What Bluff does not have is a plan.
“Paralysis by analysis,” one local sage said. “Look before you leap, but he who hesitates is lost.” Bluff doesn’t in know if it has the legal clout to pass and zoning ordinances, for
The Simpson family owns some land surrounding the d cemetary and want to build up there. They have asked that water lines be run up to their property. It is within their rights to make such a request. After all, water hookups have been provided to others, and free, too, except for the meters.
Now, suddenly the Water Committee has discovered that it no longer has the resources to continue providing meter hookups for free.
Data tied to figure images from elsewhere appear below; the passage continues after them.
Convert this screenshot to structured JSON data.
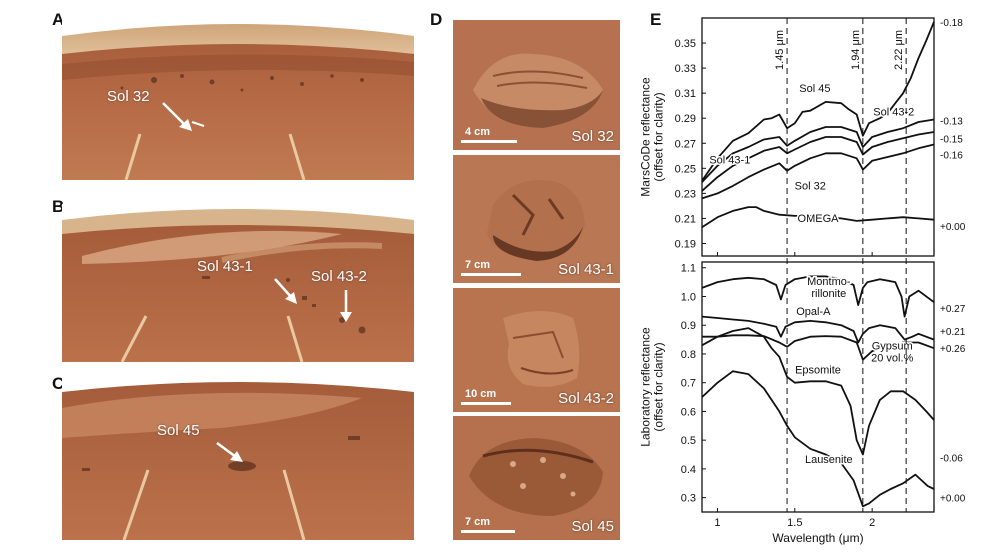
{
  "panels": {
    "a": {
      "letter": "A",
      "sol": "Sol 32"
    },
    "b": {
      "letter": "B",
      "sol1": "Sol 43-1",
      "sol2": "Sol 43-2"
    },
    "c": {
      "letter": "C",
      "sol": "Sol 45"
    },
    "d": {
      "letter": "D",
      "tiles": [
        {
          "sol": "Sol 32",
          "scale": "4 cm"
        },
        {
          "sol": "Sol 43-1",
          "scale": "7 cm"
        },
        {
          "sol": "Sol 43-2",
          "scale": "10 cm"
        },
        {
          "sol": "Sol 45",
          "scale": "7 cm"
        }
      ]
    },
    "e": {
      "letter": "E"
    }
  },
  "colors": {
    "mars_soil": "#b56a45",
    "mars_dark": "#8e4a2d",
    "sky": "#d8b48c",
    "line": "#111111",
    "noise": "#bbbbbb"
  },
  "chart_data": {
    "type": "line",
    "xlabel": "Wavelength (μm)",
    "xlim": [
      0.9,
      2.4
    ],
    "x_ticks": [
      "1",
      "1.5",
      "2"
    ],
    "x_tick_values": [
      1.0,
      1.5,
      2.0
    ],
    "band_markers": [
      {
        "x": 1.45,
        "label": "1.45 μm"
      },
      {
        "x": 1.94,
        "label": "1.94 μm"
      },
      {
        "x": 2.22,
        "label": "2.22 μm"
      }
    ],
    "top": {
      "ylabel": "MarsCoDe reflectance\n(offset for clarity)",
      "ylim": [
        0.18,
        0.37
      ],
      "y_ticks": [
        "0.19",
        "0.21",
        "0.23",
        "0.25",
        "0.27",
        "0.29",
        "0.31",
        "0.33",
        "0.35"
      ],
      "y_tick_values": [
        0.19,
        0.21,
        0.23,
        0.25,
        0.27,
        0.29,
        0.31,
        0.33,
        0.35
      ],
      "right_offsets": [
        {
          "label": "-0.18",
          "y": 0.367
        },
        {
          "label": "-0.13",
          "y": 0.288
        },
        {
          "label": "-0.15",
          "y": 0.274
        },
        {
          "label": "-0.16",
          "y": 0.261
        },
        {
          "label": "+0.00",
          "y": 0.204
        }
      ],
      "series": [
        {
          "name": "Sol 45",
          "label_x": 1.63,
          "label_y": 0.311,
          "x": [
            0.9,
            1.0,
            1.1,
            1.2,
            1.3,
            1.35,
            1.4,
            1.45,
            1.5,
            1.55,
            1.6,
            1.7,
            1.8,
            1.85,
            1.9,
            1.94,
            1.98,
            2.05,
            2.1,
            2.15,
            2.2,
            2.25,
            2.3,
            2.35,
            2.4
          ],
          "y": [
            0.24,
            0.258,
            0.272,
            0.278,
            0.289,
            0.29,
            0.293,
            0.282,
            0.286,
            0.295,
            0.296,
            0.303,
            0.302,
            0.297,
            0.293,
            0.276,
            0.286,
            0.29,
            0.294,
            0.302,
            0.31,
            0.322,
            0.338,
            0.352,
            0.367
          ]
        },
        {
          "name": "Sol 43-2",
          "label_x": 2.14,
          "label_y": 0.292,
          "x": [
            0.9,
            1.0,
            1.1,
            1.2,
            1.3,
            1.4,
            1.45,
            1.5,
            1.6,
            1.7,
            1.8,
            1.9,
            1.94,
            2.0,
            2.1,
            2.2,
            2.3,
            2.4
          ],
          "y": [
            0.239,
            0.252,
            0.262,
            0.267,
            0.273,
            0.275,
            0.268,
            0.272,
            0.279,
            0.283,
            0.283,
            0.279,
            0.267,
            0.275,
            0.279,
            0.282,
            0.287,
            0.289
          ]
        },
        {
          "name": "Sol 43-1",
          "label_x": 1.08,
          "label_y": 0.254,
          "x": [
            0.9,
            1.0,
            1.1,
            1.2,
            1.3,
            1.4,
            1.45,
            1.5,
            1.6,
            1.7,
            1.8,
            1.9,
            1.94,
            2.0,
            2.1,
            2.2,
            2.3,
            2.4
          ],
          "y": [
            0.232,
            0.243,
            0.252,
            0.258,
            0.264,
            0.267,
            0.262,
            0.265,
            0.271,
            0.275,
            0.275,
            0.271,
            0.261,
            0.267,
            0.271,
            0.274,
            0.277,
            0.279
          ]
        },
        {
          "name": "Sol 32",
          "label_x": 1.6,
          "label_y": 0.233,
          "x": [
            0.9,
            1.0,
            1.1,
            1.2,
            1.3,
            1.4,
            1.45,
            1.5,
            1.6,
            1.7,
            1.8,
            1.9,
            1.94,
            2.0,
            2.1,
            2.2,
            2.3,
            2.4
          ],
          "y": [
            0.226,
            0.23,
            0.236,
            0.243,
            0.249,
            0.254,
            0.248,
            0.252,
            0.258,
            0.262,
            0.262,
            0.258,
            0.249,
            0.256,
            0.259,
            0.262,
            0.266,
            0.269
          ]
        },
        {
          "name": "OMEGA",
          "label_x": 1.65,
          "label_y": 0.207,
          "x": [
            0.9,
            1.0,
            1.1,
            1.2,
            1.25,
            1.3,
            1.4,
            1.5,
            1.6,
            1.7,
            1.8,
            1.9,
            2.0,
            2.1,
            2.2,
            2.3,
            2.4
          ],
          "y": [
            0.203,
            0.211,
            0.216,
            0.219,
            0.219,
            0.216,
            0.213,
            0.212,
            0.212,
            0.211,
            0.21,
            0.208,
            0.209,
            0.21,
            0.211,
            0.21,
            0.209
          ]
        }
      ]
    },
    "bottom": {
      "ylabel": "Laboratory reflectance\n(offset for clarity)",
      "ylim": [
        0.25,
        1.12
      ],
      "y_ticks": [
        "0.3",
        "0.4",
        "0.5",
        "0.6",
        "0.7",
        "0.8",
        "0.9",
        "1.0",
        "1.1"
      ],
      "y_tick_values": [
        0.3,
        0.4,
        0.5,
        0.6,
        0.7,
        0.8,
        0.9,
        1.0,
        1.1
      ],
      "right_offsets": [
        {
          "label": "+0.27",
          "y": 0.96
        },
        {
          "label": "+0.21",
          "y": 0.88
        },
        {
          "label": "+0.26",
          "y": 0.82
        },
        {
          "label": "-0.06",
          "y": 0.44
        },
        {
          "label": "+0.00",
          "y": 0.3
        }
      ],
      "series": [
        {
          "name": "Montmo-\nrillonite",
          "label_x": 1.72,
          "label_y": 1.04,
          "x": [
            0.9,
            1.0,
            1.1,
            1.2,
            1.3,
            1.38,
            1.41,
            1.44,
            1.5,
            1.6,
            1.7,
            1.8,
            1.88,
            1.91,
            1.94,
            1.97,
            2.05,
            2.15,
            2.19,
            2.21,
            2.24,
            2.3,
            2.4
          ],
          "y": [
            1.03,
            1.05,
            1.06,
            1.065,
            1.06,
            1.04,
            0.99,
            1.04,
            1.06,
            1.07,
            1.07,
            1.06,
            1.04,
            0.97,
            1.03,
            1.05,
            1.06,
            1.05,
            1.0,
            0.93,
            1.0,
            1.02,
            0.98
          ]
        },
        {
          "name": "Opal-A",
          "label_x": 1.62,
          "label_y": 0.935,
          "x": [
            0.9,
            1.0,
            1.1,
            1.2,
            1.3,
            1.38,
            1.41,
            1.44,
            1.5,
            1.6,
            1.7,
            1.8,
            1.88,
            1.91,
            1.94,
            1.98,
            2.05,
            2.15,
            2.21,
            2.26,
            2.3,
            2.4
          ],
          "y": [
            0.93,
            0.925,
            0.92,
            0.915,
            0.905,
            0.895,
            0.86,
            0.895,
            0.91,
            0.915,
            0.91,
            0.9,
            0.88,
            0.84,
            0.87,
            0.89,
            0.9,
            0.89,
            0.85,
            0.86,
            0.87,
            0.85
          ]
        },
        {
          "name": "Gypsum\n20 vol.%",
          "label_x": 2.13,
          "label_y": 0.815,
          "x": [
            0.9,
            1.0,
            1.1,
            1.2,
            1.3,
            1.4,
            1.45,
            1.5,
            1.6,
            1.7,
            1.8,
            1.9,
            1.94,
            2.0,
            2.1,
            2.2,
            2.3,
            2.4
          ],
          "y": [
            0.86,
            0.86,
            0.865,
            0.865,
            0.862,
            0.84,
            0.825,
            0.845,
            0.86,
            0.862,
            0.86,
            0.84,
            0.78,
            0.81,
            0.83,
            0.84,
            0.84,
            0.82
          ]
        },
        {
          "name": "Epsomite",
          "label_x": 1.65,
          "label_y": 0.732,
          "x": [
            0.9,
            1.0,
            1.1,
            1.2,
            1.3,
            1.35,
            1.4,
            1.45,
            1.5,
            1.6,
            1.7,
            1.8,
            1.86,
            1.9,
            1.94,
            1.98,
            2.05,
            2.12,
            2.2,
            2.28,
            2.35,
            2.4
          ],
          "y": [
            0.83,
            0.86,
            0.88,
            0.89,
            0.86,
            0.82,
            0.79,
            0.72,
            0.7,
            0.705,
            0.705,
            0.69,
            0.62,
            0.5,
            0.45,
            0.55,
            0.64,
            0.67,
            0.67,
            0.64,
            0.6,
            0.57
          ]
        },
        {
          "name": "Lausenite",
          "label_x": 1.72,
          "label_y": 0.42,
          "x": [
            0.9,
            1.0,
            1.1,
            1.2,
            1.3,
            1.4,
            1.45,
            1.5,
            1.6,
            1.7,
            1.8,
            1.88,
            1.94,
            1.98,
            2.05,
            2.12,
            2.2,
            2.28,
            2.32,
            2.36,
            2.4
          ],
          "y": [
            0.65,
            0.7,
            0.74,
            0.73,
            0.68,
            0.6,
            0.55,
            0.51,
            0.47,
            0.45,
            0.42,
            0.36,
            0.27,
            0.28,
            0.31,
            0.33,
            0.35,
            0.38,
            0.36,
            0.34,
            0.33
          ]
        }
      ]
    }
  }
}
What it also discovered is that it doesn’t have a policy, which could easily lead to a little civil war here.
Gene Stevenson: “Before the Bluff Water Committee is asked to put in water lines to the area north of Bluff (including the area around cemetery hill), the Bluff Service District needs to make some decisions regarding what it wants to do up there with regard to planning and zoning. And if they are going to do planning for the area north of Bluff, they might as well do the whole district.”
That seems to be the problem. You’ve heard of “Kyle’s Nadabar?” Well, we have Bluff’s “Nadaplan.” Inertia is a wonderful thing…if you’re a rock. But the world around us is changing, and with dizzying speed.
The writer, William Studebaker, was here for a few days last fall, and he had this observation. “In my native Idaho,” he said, “towns that got into the planning process early are doing pretty well. Towns that did nothing are overwhelmed. They didn’t know what hit them.”
Some citizens are, with the blessings of the Service Board, taking action. They are meeting at the Recapture Lodge for the purpose of discussing the future of Bluff and what should be done about it.
Theresa Breznau has long been a strong advocate for planning. She has obtained a set of planning videos and books from the University of Utah. “We need a unified vision of Bluff,” Theresa said recently. “We don’t want to do this piecemeal. In order to do this we need to build consensus. Even if we have to go door to door. We need to create win-win situations for people.”
The citizens of Bluff, or at least some of them, have taken steps to find out what it is Bluff needs to do to avoid the steamroller of development rolling over most of the West. There seems to be a sense of urgency and a sense of commitment. The time is now and now is the time.